Moms and dads are also humble of heart. Most of the fathers, or mothers for that matter, never think that they are too lofty or too important to care for their children. From changing diapers to drying tears, good parents are typically meek and not arrogant.  The love for their children won’t let them be anything other than humble of heart. And Jesus said, “Come to me, I am meek and humble of heart.” 

Jesus loves us like good parents love their children.  Only more so, infinitely more so. As moms and dads, there are many times that we feel overwhelmed by the world, and by our many responsibilities. Even our efforts to grow in the most important relationships of our lives; our marriages, our relationships with our children, our friendships with others and our relationship to God, we may often feel stretched beyond capacity. In this day and age, we watch the news, listen to commentaries and witness all we hold dear being mocked and ripped asunder.  We read how our children and teens are being exploited by drugs, alcohol, sex, and the electronic age.  We see images of turmoil in the world, ISIS in Iraq and Syria, Russians in the Ukraine, madmen in Korea and Iran, and terrorism everywhere.  We witness all this and often feel that the world is too much for us and our kids.  “Come to me,” the Lord says, “I am meek and humble of heart.”  I know how you feel.  You think the world is falling to pieces and you fear for your family. Entrust them to me, entrust yourself to me.  I will care for you.  I will care for your family.  I am God, but I have not distanced myself from you.  I love you too much to do that.  I am that big man, and you are my little child.  Come to me.”
Many may respond with, “But how can I provide all that my family needs.”  Jesus answers, “I am all that they need,” everything else will fall into place. And we are called to give him our relationships. 
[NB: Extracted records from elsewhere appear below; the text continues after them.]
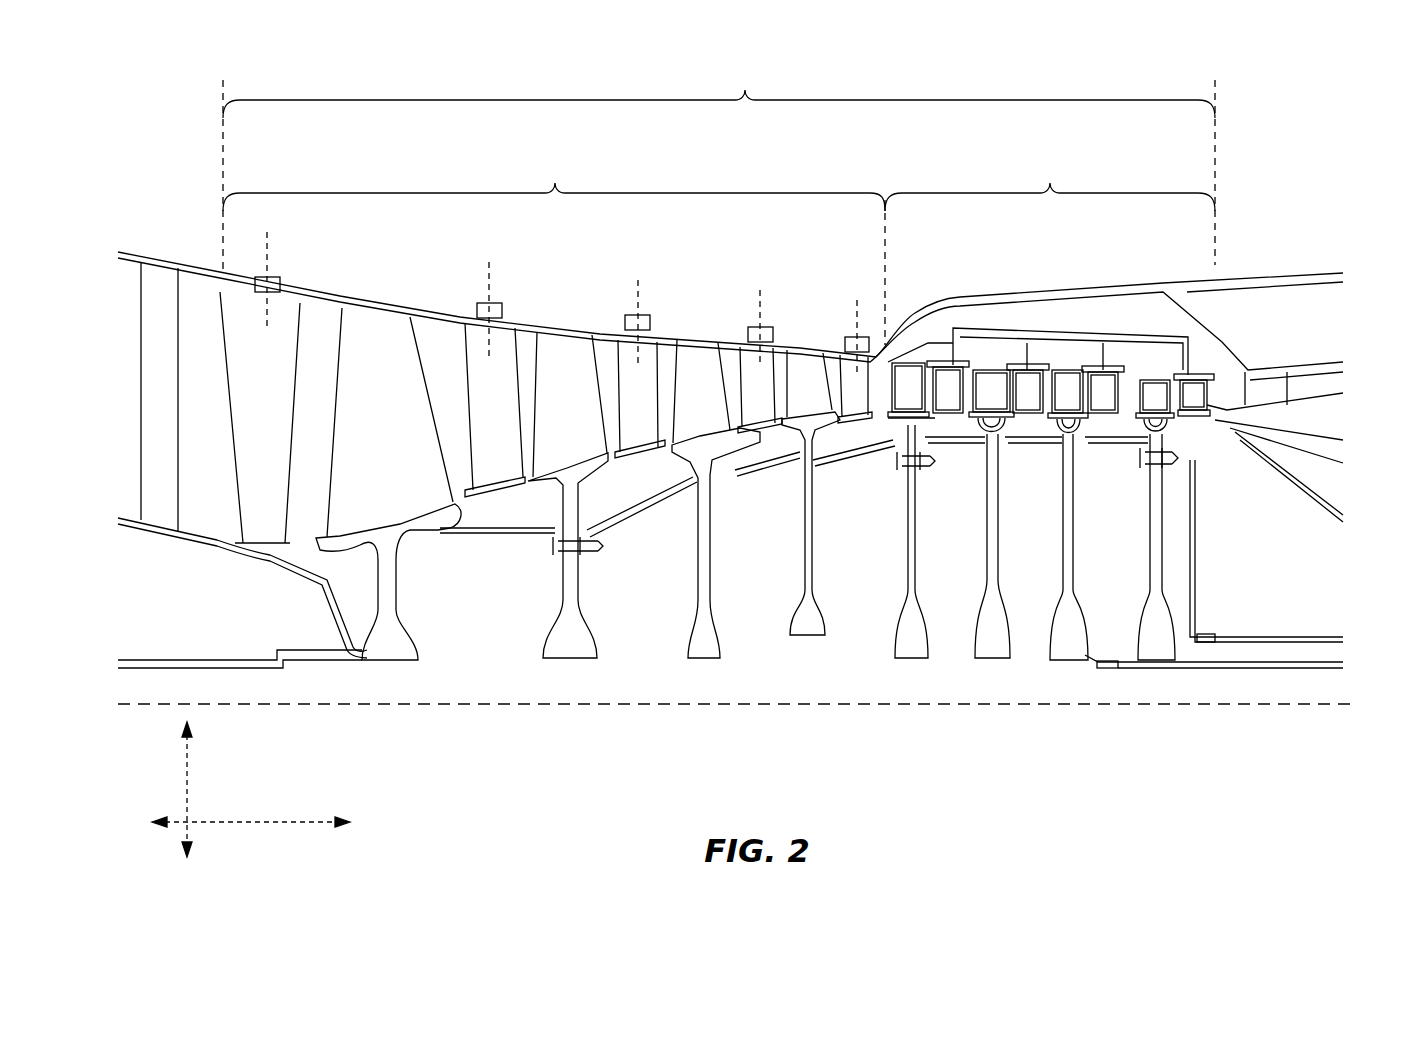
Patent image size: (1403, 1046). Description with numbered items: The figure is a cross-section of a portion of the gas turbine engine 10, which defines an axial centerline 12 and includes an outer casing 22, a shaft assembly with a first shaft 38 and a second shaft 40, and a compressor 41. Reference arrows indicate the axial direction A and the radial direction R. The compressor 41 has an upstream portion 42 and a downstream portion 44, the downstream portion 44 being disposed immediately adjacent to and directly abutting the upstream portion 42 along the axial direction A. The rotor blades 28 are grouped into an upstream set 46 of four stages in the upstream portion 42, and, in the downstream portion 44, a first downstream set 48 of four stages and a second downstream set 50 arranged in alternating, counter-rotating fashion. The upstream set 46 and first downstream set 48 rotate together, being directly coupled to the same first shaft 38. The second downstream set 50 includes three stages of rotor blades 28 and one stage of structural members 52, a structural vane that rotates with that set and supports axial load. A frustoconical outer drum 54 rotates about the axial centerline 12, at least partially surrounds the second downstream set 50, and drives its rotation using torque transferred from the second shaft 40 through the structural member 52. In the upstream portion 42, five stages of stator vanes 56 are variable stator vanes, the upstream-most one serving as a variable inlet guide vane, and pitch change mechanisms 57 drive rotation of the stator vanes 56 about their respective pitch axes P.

The gas turbine engine 10 is at (1282, 207).
The axial centerline 12 is at (572, 707).
The outer casing 22 is at (160, 264).
The rotor blades 28 is at (371, 466).
The first shaft 38 is at (170, 660).
The second shaft 40 is at (1278, 637).
The compressor 41 is at (719, 161).
The upstream portion 42 is at (554, 247).
The downstream portion 44 is at (1050, 180).
The upstream set 46 is at (380, 323).
The first downstream set 48 is at (1155, 378).
The second downstream set 50 is at (1195, 413).
The structural member 52 is at (1181, 408).
The outer drum 54 is at (1180, 340).
The stator vanes 56 is at (252, 466).
The pitch change mechanisms 57 is at (270, 277).
The pitch axes P is at (265, 264).
The radial direction R is at (186, 766).
The axial direction A is at (222, 823).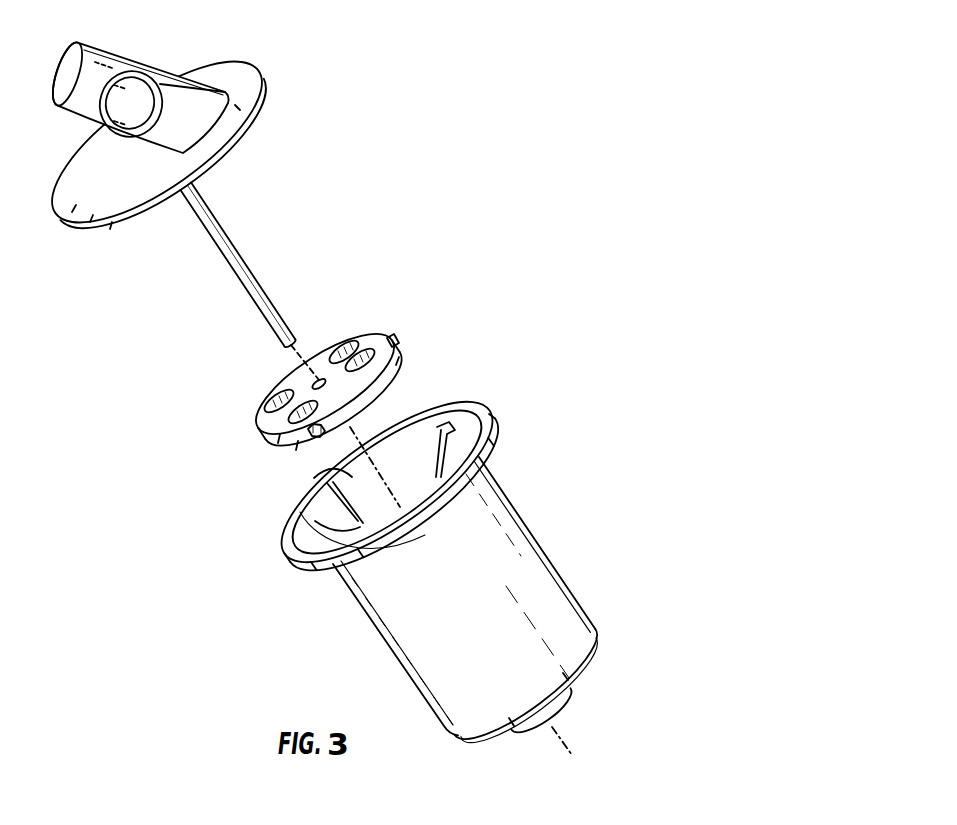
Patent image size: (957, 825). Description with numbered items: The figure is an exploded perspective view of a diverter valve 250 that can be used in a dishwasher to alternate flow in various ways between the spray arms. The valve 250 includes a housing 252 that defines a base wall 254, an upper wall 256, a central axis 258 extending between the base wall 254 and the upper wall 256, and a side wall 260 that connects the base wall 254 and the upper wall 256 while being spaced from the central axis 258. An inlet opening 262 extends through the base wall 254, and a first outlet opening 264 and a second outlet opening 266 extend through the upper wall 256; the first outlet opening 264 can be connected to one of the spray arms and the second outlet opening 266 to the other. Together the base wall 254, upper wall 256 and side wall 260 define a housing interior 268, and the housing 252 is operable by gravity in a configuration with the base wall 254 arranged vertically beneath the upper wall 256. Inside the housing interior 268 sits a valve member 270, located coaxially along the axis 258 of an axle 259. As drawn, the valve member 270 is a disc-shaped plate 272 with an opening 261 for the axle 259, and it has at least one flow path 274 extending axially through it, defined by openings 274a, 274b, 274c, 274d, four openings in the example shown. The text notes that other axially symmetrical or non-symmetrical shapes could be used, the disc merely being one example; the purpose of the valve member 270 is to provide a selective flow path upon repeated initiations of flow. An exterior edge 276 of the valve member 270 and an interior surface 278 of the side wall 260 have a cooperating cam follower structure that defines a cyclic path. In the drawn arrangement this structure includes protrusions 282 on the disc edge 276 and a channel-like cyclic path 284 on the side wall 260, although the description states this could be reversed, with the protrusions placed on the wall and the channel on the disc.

Relationships take a lot of hard work.  Marriages take a lot of hard work as husbands and wives continually sacrifice their own wants, even their own points of view, for the sake of those whom they love so much.  Relationships with people outside of our family take work.  It takes humility to allow other people to be themselves, and not be what we think they should be. 

Our relationship with God takes the greatest amount of work in our lives. Every day is another chance to let Him enter deeper into our lives.  But this means denying ourselves. It means setting more and more time for Him. It means sacrifice when what we really want to do is pull a Jonah and go Southwest when God tells us to go Northeast.  Sometimes we come before the Lord and say, “I can’t seem to get along with anyone, beginning with myself, and including you.”  And Jesus says, “I’ve got you, I’ll teach you how to love.  Just let me hold you, and care for you.  I want to help you.  Come to me, I am meek and humble of heart.”
And the words of our second reading from Romans 8 also encourages us.  We are not in the flesh.  We are in the Spirit.  The Spirit of God dwells in us.  The very same Spirit that raised Jesus from the dead gives us life. We need to put our trust in God.  He is our hope, our hope not just for the future, but our hope for the present.  Jesus tells us to pick up our crosses and follow him, follow him to Calvary living his sacrificial love, and follow him to the joy of eternal union with God. And just as the strong father, carries his little baby into Church, our Lord carries us into the Father’s eternal Temple, into heaven.  His actions are motivated by love; his love for us, and his love for his Father who told him to bring us to him.  “Come to me, all you who labor and are burdened, and I will give you rest. Take my yoke upon you and learn from me, for I am meek and humble of heart; and you will find rest for yourselves. For my yoke is easy, and my burden light.” The One who carries us is strong, stronger than our fears, stronger than our struggles, stronger even than that man who used to carry us into Church. Infinitely stronger.